I’m not naïve. This isn’t over. It’s barely begun. But tonight, the house is sealed, the people we love are inside, and the woman I walked into a room and chose is choosing this fight with me.

If he thinks that’s a weakness, he’s never seen what it looks like when a siren stops singing and starts steering the ship.

CHAPTER FIFTEEN

BRENDEN MEETS MYeyes—steady, grounding—and then I turn down the hall following Bridget’s lead. My legs move before my brain catches up, automatic, trained. The floor under my bare feet is cold, the hallway lit in the faint amber wash of emergency lights. I register the tiny details the way Papa taught us as kids: count cameras, count corners, count exits. My pulse stutters, then locks to a rhythm—inhale four, hold two, exhale six. Don’t feed the fear.

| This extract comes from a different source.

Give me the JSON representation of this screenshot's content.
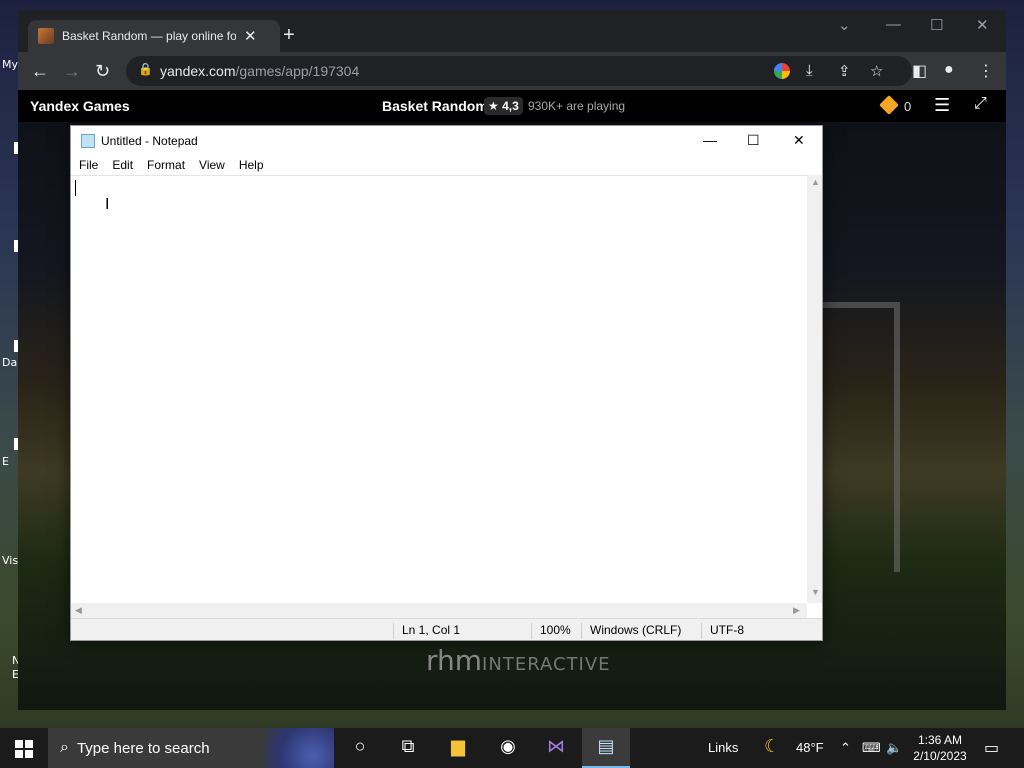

The control room feels bigger than I remember. I haven’t been inside since I was here recovering all those years ago. I used to lock myself in here when I would have panic attacks or nightmares; it was the only place I felt safe. It looks like the heartof something meant to outlive the people who built it—rows of metal consoles, cables running like veins into the walls, and the huge wall of monitors flickering with grainy night vision. Every angle of the house is here: the gates, the terrace, the pool, the forest. A schematic of the main manor hums along the bottom row—green where systems are live, steady amber where the manual backups own the line.

The air hums faintly with electricity and fear.

Bridget always said this room could survive a bomb. I used to laugh at that. Now, with my palms sweating and my heart in my throat, it doesn’t sound like an exaggeration. The door is pure steel, thick as a vault, disguised on the outside to look like a wall. You’d never know it existed unless you’d built it.